# Deep Learning - Hidden Layers

## Why do we stack layers 
(adapted from http://stats.stackexchange.com/questions/63152/what-does-the-hidden-layer-in-a-neural-network-compute)

Let's call the input vector $x$, the hidden layer activations $h$, and the output activation $y$.  You have some function $f$ that maps from $x$ to $h$ and another function $g$ that maps from $h$ to $y$.  

So the hidden layer's activation is $f(x)$ and the output of the network is $g(f(x))$.

**Why have two functions ($f$ and $g$) instead of just one?**

If the level of complexity per function is limited, then $g(f(x))$ can compute things that $f$ and $g$ can't do individually.  

------

**An example with logical functions:**

For example, if we only allow $f$ and $g$ to be simple logical operators like "AND", "OR", and "NAND", then you can't compute other functions like "XOR" with just one of them.  On the other hand, we *could* compute "XOR" if we were willing to layer these functions on top of each other: 

First layer functions:

* Make sure that at least one element is "TRUE" (using OR)
* Make sure that they're not all "TRUE" (using NAND)

Second layer function:

* Make sure that both of the first-layer criteria are satisfied (using AND)

The network's output is just the result of this second function.  The first layer *transforms the inputs* into something that the second layer can use so that the whole network can perform XOR.

----

**An example with images:**

Slide 61 from [this talk](http://cs.nyu.edu/~fergus/tutorials/deep_learning_cvpr12/CVPR2012-Tutorial_lee.pdf) as a single image--shows (one way to visualize) what the different hidden layers in a particular neural network are looking for.

![cnn](Screen Shot 2017-02-13 at 11.16.44 AM.png)

The first layer looks for short pieces of edges in the image: these are very easy to find from raw pixel data, but they're not very useful by themselves for telling you if you're looking at a face or a bus or an elephant.
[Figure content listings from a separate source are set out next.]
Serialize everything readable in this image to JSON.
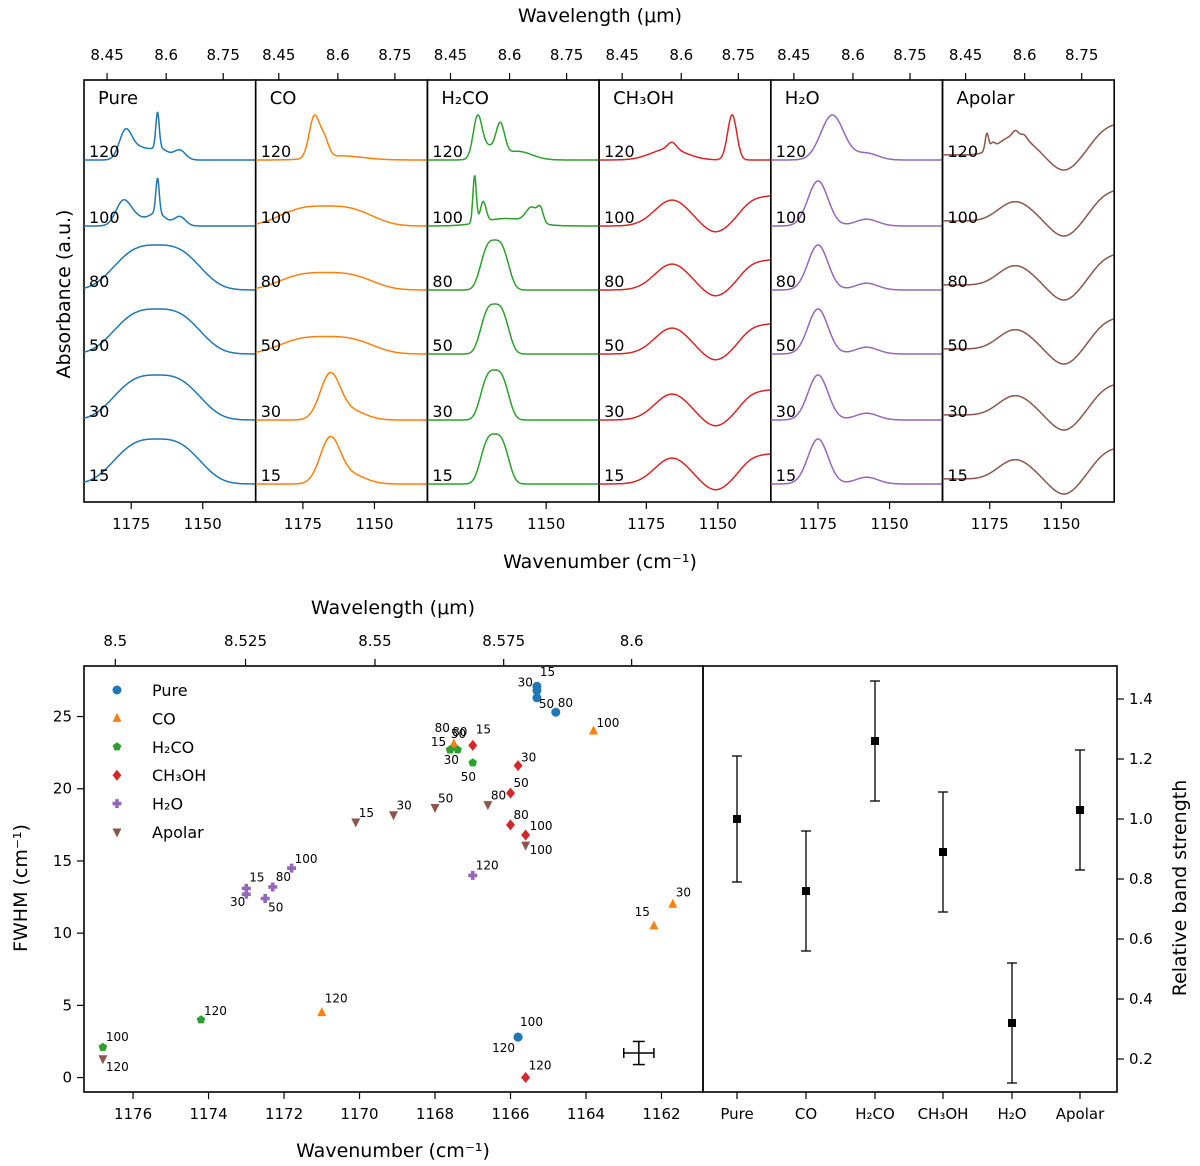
{
  "chart_data": [
    {
      "type": "line",
      "title": "",
      "xlabel": "Wavenumber (cm⁻¹)",
      "top_xlabel": "Wavelength (μm)",
      "ylabel": "Absorbance (a.u.)",
      "xlim": [
        1191.5,
        1131.5
      ],
      "x_ticks": [
        "1175",
        "1150"
      ],
      "top_ticks": [
        "8.45",
        "8.6",
        "8.75"
      ],
      "temperatures": [
        "120",
        "100",
        "80",
        "50",
        "30",
        "15"
      ],
      "panels": [
        {
          "name": "Pure",
          "color": "#1f77b4",
          "spectra": {
            "15": {
              "peaks": [
                [
                  1166,
                  12,
                  9
                ]
              ],
              "height": 0.9
            },
            "30": {
              "peaks": [
                [
                  1166,
                  12,
                  9
                ]
              ],
              "height": 0.9
            },
            "50": {
              "peaks": [
                [
                  1166,
                  12,
                  9
                ]
              ],
              "height": 0.9
            },
            "80": {
              "peaks": [
                [
                  1166,
                  12,
                  9
                ]
              ],
              "height": 0.9
            },
            "100": {
              "peaks": [
                [
                  1166,
                  3,
                  0.35
                ],
                [
                  1178,
                  2.5,
                  0.6
                ],
                [
                  1174,
                  3,
                  0.25
                ],
                [
                  1158,
                  2,
                  0.25
                ],
                [
                  1165.8,
                  0.6,
                  0.95
                ]
              ],
              "height": 0.95
            },
            "120": {
              "peaks": [
                [
                  1165,
                  3,
                  0.3
                ],
                [
                  1177,
                  2.2,
                  0.75
                ],
                [
                  1172,
                  3,
                  0.3
                ],
                [
                  1158,
                  2,
                  0.25
                ],
                [
                  1165.8,
                  0.6,
                  0.95
                ]
              ],
              "height": 0.95
            }
          }
        },
        {
          "name": "CO",
          "color": "#ff7f0e",
          "spectra": {
            "15": {
              "peaks": [
                [
                  1165.5,
                  3.5,
                  1.0
                ],
                [
                  1158,
                  5,
                  0.2
                ]
              ],
              "height": 0.95
            },
            "30": {
              "peaks": [
                [
                  1165.5,
                  3.5,
                  1.0
                ],
                [
                  1158,
                  5,
                  0.2
                ]
              ],
              "height": 0.95
            },
            "50": {
              "peaks": [
                [
                  1167,
                  12,
                  11
                ]
              ],
              "height": 0.35
            },
            "80": {
              "peaks": [
                [
                  1167,
                  12,
                  11
                ]
              ],
              "height": 0.35
            },
            "100": {
              "peaks": [
                [
                  1167,
                  12,
                  11
                ]
              ],
              "height": 0.4
            },
            "120": {
              "peaks": [
                [
                  1171,
                  1.8,
                  1.0
                ],
                [
                  1167.5,
                  1.5,
                  0.4
                ],
                [
                  1162,
                  8,
                  0.1
                ]
              ],
              "height": 0.9
            }
          }
        },
        {
          "name": "H₂CO",
          "color": "#2ca02c",
          "spectra": {
            "15": {
              "peaks": [
                [
                  1168,
                  4,
                  8
                ]
              ],
              "height": 1.0
            },
            "30": {
              "peaks": [
                [
                  1168,
                  4,
                  8
                ]
              ],
              "height": 1.0
            },
            "50": {
              "peaks": [
                [
                  1168,
                  4,
                  8
                ]
              ],
              "height": 1.0
            },
            "80": {
              "peaks": [
                [
                  1168,
                  4,
                  8
                ]
              ],
              "height": 1.0
            },
            "100": {
              "peaks": [
                [
                  1175,
                  0.6,
                  0.95
                ],
                [
                  1164,
                  8,
                  0.15
                ],
                [
                  1155,
                  2,
                  0.3
                ],
                [
                  1152,
                  1,
                  0.25
                ],
                [
                  1172,
                  1,
                  0.4
                ]
              ],
              "height": 1.0
            },
            "120": {
              "peaks": [
                [
                  1174,
                  1.5,
                  0.85
                ],
                [
                  1166,
                  1.5,
                  0.7
                ],
                [
                  1160,
                  5,
                  0.2
                ],
                [
                  1171,
                  3,
                  0.3
                ]
              ],
              "height": 0.9
            }
          }
        },
        {
          "name": "CH₃OH",
          "color": "#d62728",
          "spectra": {
            "15": {
              "peaks": [
                [
                  1166,
                  10,
                  0
                ]
              ],
              "height": 0.6
            },
            "30": {
              "peaks": [
                [
                  1166,
                  10,
                  0
                ]
              ],
              "height": 0.6
            },
            "50": {
              "peaks": [
                [
                  1166,
                  10,
                  0
                ]
              ],
              "height": 0.6
            },
            "80": {
              "peaks": [
                [
                  1166,
                  10,
                  0
                ]
              ],
              "height": 0.6
            },
            "100": {
              "peaks": [
                [
                  1166,
                  10,
                  0
                ]
              ],
              "height": 0.6
            },
            "120": {
              "peaks": [
                [
                  1145,
                  1.6,
                  1.0
                ],
                [
                  1166,
                  1.5,
                  0.15
                ],
                [
                  1166,
                  6,
                  0.1
                ]
              ],
              "height": 0.9
            }
          }
        },
        {
          "name": "H₂O",
          "color": "#9467bd",
          "spectra": {
            "15": {
              "peaks": [
                [
                  1175,
                  3.5,
                  1.0
                ],
                [
                  1158,
                  4,
                  0.15
                ]
              ],
              "height": 0.9
            },
            "30": {
              "peaks": [
                [
                  1175,
                  3.5,
                  1.0
                ],
                [
                  1158,
                  4,
                  0.15
                ]
              ],
              "height": 0.9
            },
            "50": {
              "peaks": [
                [
                  1175,
                  3.5,
                  1.0
                ],
                [
                  1158,
                  4,
                  0.15
                ]
              ],
              "height": 0.9
            },
            "80": {
              "peaks": [
                [
                  1175,
                  3.5,
                  1.0
                ],
                [
                  1158,
                  4,
                  0.15
                ]
              ],
              "height": 0.9
            },
            "100": {
              "peaks": [
                [
                  1175,
                  3.5,
                  1.0
                ],
                [
                  1158,
                  4,
                  0.15
                ]
              ],
              "height": 0.9
            },
            "120": {
              "peaks": [
                [
                  1170,
                  4,
                  1.0
                ],
                [
                  1158,
                  4,
                  0.15
                ]
              ],
              "height": 0.9
            }
          }
        },
        {
          "name": "Apolar",
          "color": "#8c564b",
          "spectra": {
            "15": {
              "peaks": [
                [
                  1166,
                  10,
                  0
                ]
              ],
              "height": 0.7
            },
            "30": {
              "peaks": [
                [
                  1166,
                  10,
                  0
                ]
              ],
              "height": 0.7
            },
            "50": {
              "peaks": [
                [
                  1166,
                  10,
                  0
                ]
              ],
              "height": 0.7
            },
            "80": {
              "peaks": [
                [
                  1166,
                  10,
                  0
                ]
              ],
              "height": 0.7
            },
            "100": {
              "peaks": [
                [
                  1166,
                  10,
                  0
                ]
              ],
              "height": 0.7
            },
            "120": {
              "peaks": [
                [
                  1176,
                  0.6,
                  0.5
                ],
                [
                  1174,
                  0.8,
                  0.15
                ],
                [
                  1166,
                  1,
                  0.15
                ],
                [
                  1163,
                  1,
                  0.1
                ]
              ],
              "height": 0.7
            }
          }
        }
      ]
    },
    {
      "type": "scatter",
      "title": "",
      "xlabel": "Wavenumber (cm⁻¹)",
      "top_xlabel": "Wavelength (μm)",
      "ylabel": "FWHM (cm⁻¹)",
      "xlim": [
        1177.3,
        1160.9
      ],
      "ylim": [
        -1,
        28.5
      ],
      "x_ticks": [
        "1176",
        "1174",
        "1172",
        "1170",
        "1168",
        "1166",
        "1164",
        "1162"
      ],
      "y_ticks": [
        "0",
        "5",
        "10",
        "15",
        "20",
        "25"
      ],
      "top_ticks": [
        "8.5",
        "8.525",
        "8.55",
        "8.575",
        "8.6"
      ],
      "error_bar": {
        "x": 1162.6,
        "y": 1.7,
        "xerr": 0.4,
        "yerr": 0.8
      },
      "series": [
        {
          "name": "Pure",
          "color": "#1f77b4",
          "marker": "circle",
          "points": [
            {
              "x": 1165.3,
              "y": 27.1,
              "label": "15"
            },
            {
              "x": 1165.3,
              "y": 26.8,
              "label": "30"
            },
            {
              "x": 1165.3,
              "y": 26.3,
              "label": "50"
            },
            {
              "x": 1164.8,
              "y": 25.3,
              "label": "80"
            },
            {
              "x": 1165.8,
              "y": 2.8,
              "label": "100"
            },
            {
              "x": 1165.8,
              "y": 2.8,
              "label": "120"
            }
          ]
        },
        {
          "name": "CO",
          "color": "#ff7f0e",
          "marker": "triangle",
          "points": [
            {
              "x": 1162.2,
              "y": 10.5,
              "label": "15"
            },
            {
              "x": 1161.7,
              "y": 12.0,
              "label": "30"
            },
            {
              "x": 1167.5,
              "y": 23.1,
              "label": "50"
            },
            {
              "x": 1167.5,
              "y": 23.1,
              "label": "80"
            },
            {
              "x": 1163.8,
              "y": 24.0,
              "label": "100"
            },
            {
              "x": 1171.0,
              "y": 4.5,
              "label": "120"
            }
          ]
        },
        {
          "name": "H₂CO",
          "color": "#2ca02c",
          "marker": "pentagon",
          "points": [
            {
              "x": 1167.6,
              "y": 22.7,
              "label": "15"
            },
            {
              "x": 1167.4,
              "y": 22.7,
              "label": "30"
            },
            {
              "x": 1167.0,
              "y": 21.8,
              "label": "50"
            },
            {
              "x": 1167.6,
              "y": 22.7,
              "label": "80"
            },
            {
              "x": 1176.8,
              "y": 2.1,
              "label": "100"
            },
            {
              "x": 1174.2,
              "y": 4.0,
              "label": "120"
            }
          ]
        },
        {
          "name": "CH₃OH",
          "color": "#d62728",
          "marker": "diamond",
          "points": [
            {
              "x": 1167.0,
              "y": 23.0,
              "label": "15"
            },
            {
              "x": 1165.8,
              "y": 21.6,
              "label": "30"
            },
            {
              "x": 1166.0,
              "y": 19.7,
              "label": "50"
            },
            {
              "x": 1166.0,
              "y": 17.5,
              "label": "80"
            },
            {
              "x": 1165.6,
              "y": 16.8,
              "label": "100"
            },
            {
              "x": 1165.6,
              "y": 0.0,
              "label": "120"
            }
          ]
        },
        {
          "name": "H₂O",
          "color": "#9467bd",
          "marker": "plus",
          "points": [
            {
              "x": 1173.0,
              "y": 13.1,
              "label": "15"
            },
            {
              "x": 1173.0,
              "y": 12.7,
              "label": "30"
            },
            {
              "x": 1172.5,
              "y": 12.4,
              "label": "50"
            },
            {
              "x": 1172.3,
              "y": 13.2,
              "label": "80"
            },
            {
              "x": 1171.8,
              "y": 14.5,
              "label": "100"
            },
            {
              "x": 1167.0,
              "y": 14.0,
              "label": "120"
            }
          ]
        },
        {
          "name": "Apolar",
          "color": "#8c564b",
          "marker": "triangle-down",
          "points": [
            {
              "x": 1170.1,
              "y": 17.7,
              "label": "15"
            },
            {
              "x": 1169.1,
              "y": 18.2,
              "label": "30"
            },
            {
              "x": 1168.0,
              "y": 18.7,
              "label": "50"
            },
            {
              "x": 1166.6,
              "y": 18.9,
              "label": "80"
            },
            {
              "x": 1165.6,
              "y": 16.1,
              "label": "100"
            },
            {
              "x": 1176.8,
              "y": 1.3,
              "label": "120"
            }
          ]
        }
      ]
    },
    {
      "type": "errorbar",
      "title": "",
      "ylabel": "Relative band strength",
      "ylim": [
        0.09,
        1.51
      ],
      "y_ticks": [
        "0.2",
        "0.4",
        "0.6",
        "0.8",
        "1.0",
        "1.2",
        "1.4"
      ],
      "categories": [
        "Pure",
        "CO",
        "H₂CO",
        "CH₃OH",
        "H₂O",
        "Apolar"
      ],
      "values": [
        1.0,
        0.76,
        1.26,
        0.89,
        0.32,
        1.03
      ],
      "errors": [
        0.21,
        0.2,
        0.2,
        0.2,
        0.2,
        0.2
      ]
    }
  ]
}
The next layer composes the edges: if the edges from the bottom hidden layer fit together in a certain way, then one of the eye-detectors in the middle of left-most column might turn on.  It would be hard to make a single layer that was so good at finding something so specific from the raw pixels: eye detectors are much easier to build out of edge detectors than out of raw pixels.

The next layer up composes the eye detectors and the nose detectors into faces.  In other words, these will light up when the eye detectors and nose detectors from the previous layer turn on with the right patterns.  These are very good at looking for particular kinds of faces: if one or more of them lights up, then your output layer should report that a face is present.

This is useful because **face detectors are easy to build out of eye detectors and nose detectors, but really hard to build out of pixel intensities.**

So each layer gets you farther and farther from the raw pixels and closer to your ultimate goal (e.g. face detection or bus detection).